Met hun martelaarschap gaven de twee Apostelen in Rome het allerhoogste getuigenis van Christus. De wens van de heilige Paulus om naar Rome te komen benadrukt het woord katholiek. De weg naar Rome van de heilige Petrus, als vertegenwoordiger van de volkeren van de wereld, wordt vooral bepaald door het woord één: zijn taak bestaat in het creëren van de eenheid van het katholieke, van de Kerk bestaande uit joden en heidenen, van de Kerk van alle volkeren. Dit is de blijvende missie van de heilige Petrus: ervoor zorgen dat de Kerk zich nooit zal vereenzelvigen met één enkel land, of met één bepaalde cultuur of staat. Moge de Kerk altijd van allen zijn. Dat zij de mensheid weet te verenigen boven alle grenzen uit en dat zij, te midden van alle verdeeldheid in deze wereld, Gods vrede, de verzoenende kracht van zijn liefde aanwezig maakt. [Benedictus XVI, Homilie tijdens het hoogfeest van de HH. Petrus en Paulus, 29-6-2008]

Tijdens de laatste jaren van zijn leven op aarde, herhaalde de heilige Jozefmaria vaak dat het een tijd was om te bidden en eerherstel te brengen; en dat het eveneens een tijd was om dank te zeggen omdat Gods hulp niet ontbreekt. Wij moeten doorgaan ons zo te gedragen: vol van optimisme en vertrouwen, want zoals onze Vader beeldend wist te verwoorden: non est abbreviata manus Domini, de hand van God is niet korter geworden (Is 59, 1): God heeft nu niet minder macht dan in vroeger tijden. Hij bemint de mensen niet minder dan toen [H. Jozefmaria, Als Christus nu langs komt, nr. 130]. Wij christenen moeten meewerken met ons gebed en onze boete, met ons werk verricht met menselijke perfectie, in vereniging met het Altaaroffer. Als we met de Heer omgaan in het gebed, kunnen we ons bewegen met een opgeruimde blik die ons in staat stelt de werking van de heilige Geest te onderscheiden, ook in gebeurtenissen die we soms niet begrijpen of die ons verdriet of pijn veroorzaken. [H. Jozefmaria, Trouw aan de Kerk, 4-6-1972]
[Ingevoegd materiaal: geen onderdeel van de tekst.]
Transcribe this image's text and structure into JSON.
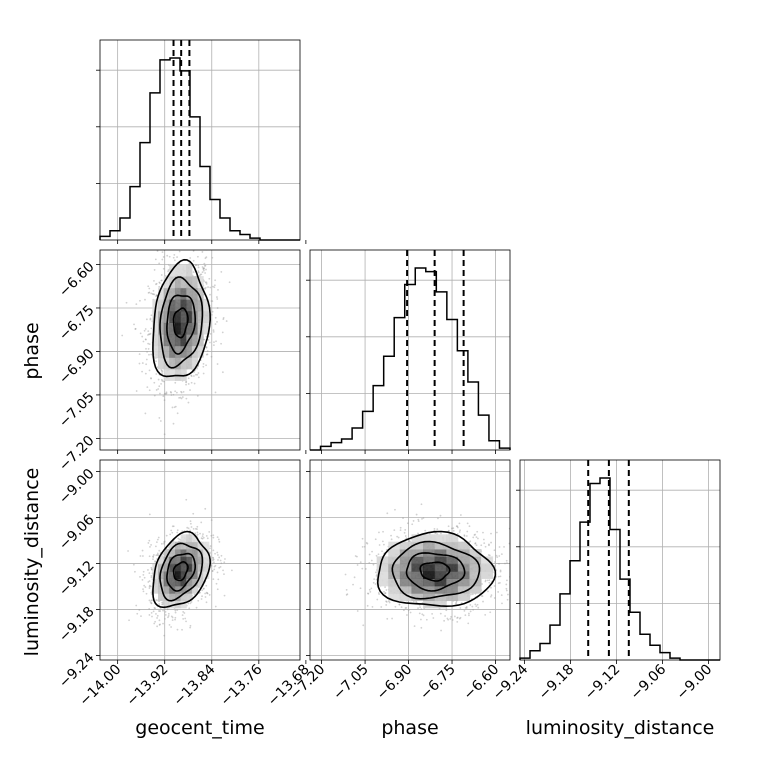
{
  "chart_data": {
    "type": "corner",
    "parameters": [
      "geocent_time",
      "phase",
      "luminosity_distance"
    ],
    "axes": {
      "geocent_time": {
        "ticks": [
          -14.0,
          -13.92,
          -13.84,
          -13.76,
          -13.68
        ],
        "tick_labels": [
          "−14.00",
          "−13.92",
          "−13.84",
          "−13.76",
          "−13.68"
        ],
        "range": [
          -14.03,
          -13.69
        ]
      },
      "phase": {
        "ticks": [
          -7.2,
          -7.05,
          -6.9,
          -6.75,
          -6.6
        ],
        "tick_labels": [
          "−7.20",
          "−7.05",
          "−6.90",
          "−6.75",
          "−6.60"
        ],
        "range": [
          -7.24,
          -6.55
        ]
      },
      "luminosity_distance": {
        "ticks": [
          -9.24,
          -9.18,
          -9.12,
          -9.06,
          -9.0
        ],
        "tick_labels": [
          "−9.24",
          "−9.18",
          "−9.12",
          "−9.06",
          "−9.00"
        ],
        "range": [
          -9.246,
          -8.985
        ]
      }
    },
    "quantiles": {
      "geocent_time": [
        -13.905,
        -13.892,
        -13.878
      ],
      "phase": [
        -6.905,
        -6.81,
        -6.71
      ],
      "luminosity_distance": [
        -9.157,
        -9.13,
        -9.104
      ]
    },
    "histograms": {
      "geocent_time": {
        "edges_range": [
          -14.03,
          -13.69
        ],
        "counts": [
          2,
          5,
          12,
          29,
          53,
          80,
          98,
          99,
          92,
          67,
          40,
          22,
          12,
          5,
          3,
          1,
          0,
          0,
          0,
          0
        ]
      },
      "phase": {
        "edges_range": [
          -7.24,
          -6.55
        ],
        "counts": [
          0,
          2,
          4,
          6,
          12,
          21,
          35,
          51,
          72,
          90,
          99,
          97,
          86,
          71,
          54,
          37,
          19,
          5,
          1
        ]
      },
      "luminosity_distance": {
        "edges_range": [
          -9.246,
          -8.985
        ],
        "counts": [
          1,
          5,
          9,
          19,
          36,
          54,
          75,
          96,
          99,
          71,
          44,
          26,
          14,
          8,
          4,
          1,
          0,
          0,
          0,
          0
        ]
      }
    },
    "pairs": [
      {
        "x": "geocent_time",
        "y": "phase",
        "center": [
          -13.893,
          -6.8
        ],
        "sigma": [
          0.024,
          0.1
        ],
        "rho": 0.15
      },
      {
        "x": "geocent_time",
        "y": "luminosity_distance",
        "center": [
          -13.893,
          -9.13
        ],
        "sigma": [
          0.024,
          0.024
        ],
        "rho": 0.3
      },
      {
        "x": "phase",
        "y": "luminosity_distance",
        "center": [
          -6.81,
          -9.13
        ],
        "sigma": [
          0.1,
          0.024
        ],
        "rho": 0.0
      }
    ],
    "contour_levels_sigma": [
      0.5,
      1.0,
      1.5,
      2.0
    ],
    "grid": true
  }
}
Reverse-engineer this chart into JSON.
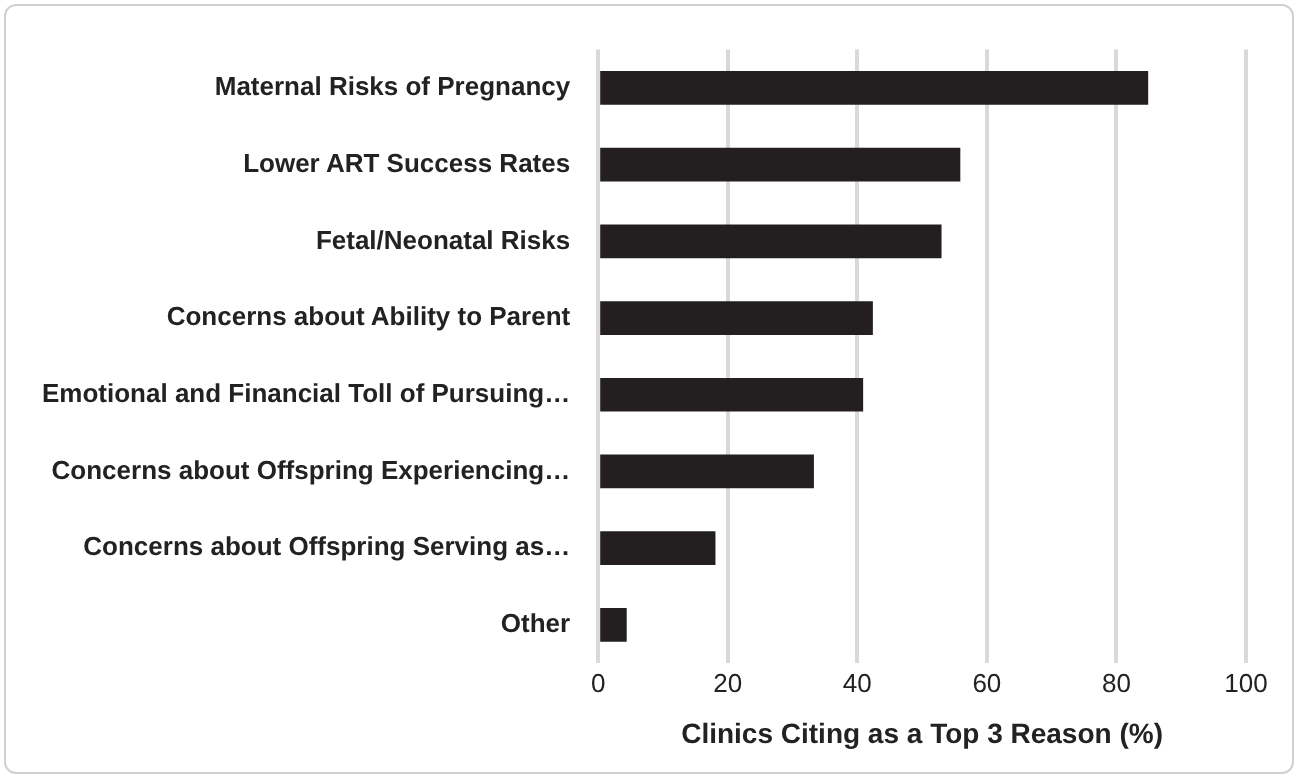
{
  "chart_data": {
    "type": "bar",
    "orientation": "horizontal",
    "xlabel": "Clinics Citing as a Top 3 Reason (%)",
    "categories": [
      "Maternal Risks of Pregnancy",
      "Lower ART Success Rates",
      "Fetal/Neonatal Risks",
      "Concerns about Ability to Parent",
      "Emotional and Financial Toll of Pursuing…",
      "Concerns about Offspring Experiencing…",
      "Concerns about Offspring Serving as…",
      "Other"
    ],
    "values": [
      84.9,
      55.9,
      53.0,
      42.4,
      40.9,
      33.3,
      18.1,
      4.4
    ],
    "color": "#231f20",
    "xlim": [
      0,
      100
    ],
    "xticks": [
      0,
      20,
      40,
      60,
      80,
      100
    ],
    "grid": "x",
    "legend": false
  }
}
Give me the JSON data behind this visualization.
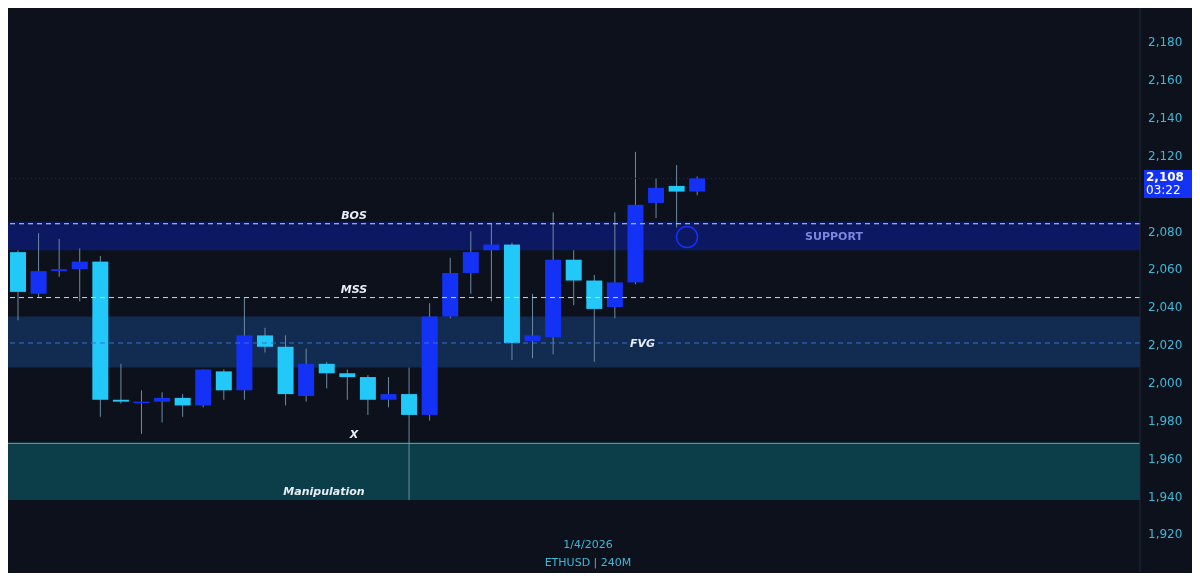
{
  "chart_data": {
    "type": "candlestick",
    "categories": [
      null,
      null,
      null,
      null,
      null,
      null,
      null,
      null,
      null,
      null,
      null,
      null,
      null,
      null,
      null,
      null,
      null,
      null,
      null,
      null,
      null,
      null,
      null,
      null,
      null,
      null,
      null,
      null,
      null,
      null,
      null,
      null,
      null,
      null,
      null,
      null,
      null,
      null,
      null,
      null,
      null,
      null,
      null,
      null,
      null,
      null,
      null,
      null,
      null,
      null,
      null,
      null,
      null,
      null,
      null
    ],
    "ohlc": [
      [
        2069,
        2070,
        2033,
        2048
      ],
      [
        2047,
        2079,
        2045,
        2059
      ],
      [
        2059,
        2076,
        2056,
        2060
      ],
      [
        2060,
        2071,
        2043,
        2064
      ],
      [
        2064,
        2067,
        1982,
        1991
      ],
      [
        1991,
        2010,
        1989,
        1990
      ],
      [
        1990,
        1996,
        1973,
        1990
      ],
      [
        1990,
        1995,
        1979,
        1992
      ],
      [
        1992,
        1994,
        1982,
        1988
      ],
      [
        1988,
        2007,
        1987,
        2007
      ],
      [
        2006,
        2007,
        1991,
        1996
      ],
      [
        1996,
        2045,
        1991,
        2025
      ],
      [
        2025,
        2029,
        2016,
        2019
      ],
      [
        2019,
        2025,
        1988,
        1994
      ],
      [
        1993,
        2018,
        1990,
        2010
      ],
      [
        2010,
        2011,
        1997,
        2005
      ],
      [
        2005,
        2007,
        1991,
        2003
      ],
      [
        2003,
        2004,
        1983,
        1991
      ],
      [
        1991,
        2003,
        1987,
        1994
      ],
      [
        1994,
        2008,
        1938,
        1983
      ],
      [
        1983,
        2042,
        1980,
        2035
      ],
      [
        2035,
        2066,
        2034,
        2058
      ],
      [
        2058,
        2080,
        2047,
        2069
      ],
      [
        2070,
        2084,
        2043,
        2073
      ],
      [
        2073,
        2074,
        2012,
        2021
      ],
      [
        2022,
        2047,
        2013,
        2025
      ],
      [
        2024,
        2090,
        2015,
        2065
      ],
      [
        2065,
        2070,
        2041,
        2054
      ],
      [
        2054,
        2057,
        2011,
        2039
      ],
      [
        2040,
        2090,
        2034,
        2053
      ],
      [
        2053,
        2122,
        2052,
        2094
      ],
      [
        2095,
        2108,
        2087,
        2103
      ],
      [
        2104,
        2115,
        2082,
        2101
      ],
      [
        2101,
        2109,
        2099,
        2108
      ],
      null,
      null,
      null,
      null,
      null,
      null,
      null,
      null,
      null,
      null,
      null,
      null,
      null,
      null,
      null,
      null,
      null,
      null,
      null,
      null,
      null
    ],
    "colors": [
      "#22c8f8",
      "#1432f5",
      "#1432f5",
      "#1432f5",
      "#22c8f8",
      "#22c8f8",
      "#1432f5",
      "#1432f5",
      "#22c8f8",
      "#1432f5",
      "#22c8f8",
      "#1432f5",
      "#22c8f8",
      "#22c8f8",
      "#1432f5",
      "#22c8f8",
      "#22c8f8",
      "#22c8f8",
      "#1432f5",
      "#22c8f8",
      "#1432f5",
      "#1432f5",
      "#1432f5",
      "#1432f5",
      "#22c8f8",
      "#1432f5",
      "#1432f5",
      "#22c8f8",
      "#22c8f8",
      "#1432f5",
      "#1432f5",
      "#1432f5",
      "#22c8f8",
      "#1432f5",
      null,
      null,
      null,
      null,
      null,
      null,
      null,
      null,
      null,
      null,
      null,
      null,
      null,
      null,
      null,
      null,
      null,
      null,
      null,
      null,
      null
    ],
    "ylim": [
      1900,
      2198
    ],
    "yticks": [
      {
        "value": 1920,
        "label": "1,920"
      },
      {
        "value": 1940,
        "label": "1,940"
      },
      {
        "value": 1960,
        "label": "1,960"
      },
      {
        "value": 1980,
        "label": "1,980"
      },
      {
        "value": 2000,
        "label": "2,000"
      },
      {
        "value": 2020,
        "label": "2,020"
      },
      {
        "value": 2040,
        "label": "2,040"
      },
      {
        "value": 2060,
        "label": "2,060"
      },
      {
        "value": 2080,
        "label": "2,080"
      },
      {
        "value": 2120,
        "label": "2,120"
      },
      {
        "value": 2140,
        "label": "2,140"
      },
      {
        "value": 2160,
        "label": "2,160"
      },
      {
        "value": 2180,
        "label": "2,180"
      }
    ],
    "ref_lines": [
      {
        "axis": "y",
        "value": 2108,
        "label": "2,108",
        "color": "#1a2a8a",
        "line_style": "dotted"
      },
      {
        "axis": "y",
        "value": 2084,
        "label": "BOS",
        "color": "#cfd6e6",
        "line_style": "dashed"
      },
      {
        "axis": "y",
        "value": 2045,
        "label": "MSS",
        "color": "#cfd6e6",
        "line_style": "dashed"
      },
      {
        "axis": "y",
        "value": 2021,
        "label": "FVG",
        "color": "#3a6fd0",
        "line_style": "dashed"
      },
      {
        "axis": "y",
        "value": 1968,
        "label": "X",
        "color": "#4fb6c8",
        "line_style": "solid"
      }
    ],
    "bands": [
      {
        "axis": "y",
        "from": 2070,
        "to": 2085,
        "label": "SUPPORT",
        "color": "#0d1a6e"
      },
      {
        "axis": "y",
        "from": 2008,
        "to": 2035,
        "color": "#13305a"
      },
      {
        "axis": "y",
        "from": 1938,
        "to": 1968,
        "label": "Manipulation",
        "color": "#0c4650"
      }
    ],
    "annotations": [
      "03:22",
      "1/4/2026",
      "ETHUSD | 240M"
    ]
  }
}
19 maart is voor de christenen een mooie gelegenheid om ons voornemen te bevestigen heel dicht bij Jezus te leven en onze overgave aan de Heer te hernieuwen. We willen voortdurend voor Hem klaar te staan zoals de heilige Jozef, die al zijn jaren naast Jezus in Nazareth heeft weggeschonken! De overweging van andere teksten van de heilige Jozefmaria over het gebed voor de Kerk en de paus zullen ons helpen dit grote feest beter te vieren.

In 1964 zei heilige Jozefmaria, onze Vader in een preek: om de Kerk te verdedigen, de zielen te helpen, om met Christus mee te verlossen en goede kinderen van de paus te zijn, heb ik geen ander recept dan: heiligheid. Jullie zullen me zeggen dat dat moeilijk is. Ja, maar tegelijkertijd is het makkelijk omdat het binnen handbereik ligt. Wij allen, door Christus verloste zielen, hebben met dit recept tevens het medicijn: nu moeten we nog echt willen. [H. Jozefmaria, Aantekeningen van een meditatie, 25-5-1964]

Aan het eind van de maand maart begint onmiddellijk de Goede Week: de liturgische gedachtenis van de overwinning van onze Heer op de dood, de duivel en de zonde. Verliezen we deze realiteit niet uit het oog, vooral niet wanneer uiterlijke of innerlijke moeilijkheden, die God soms toelaat, ons van dichtbij raken. Want Christus leeft. Dat is de waarheid die ons geloof inhoud geeft. Jezus die aan het kruis stierf, is opgestaan. Hij heeft de dood overwonnen, heeft gezegevierd over de machten van de duisternis, over de pijn en de angst (…).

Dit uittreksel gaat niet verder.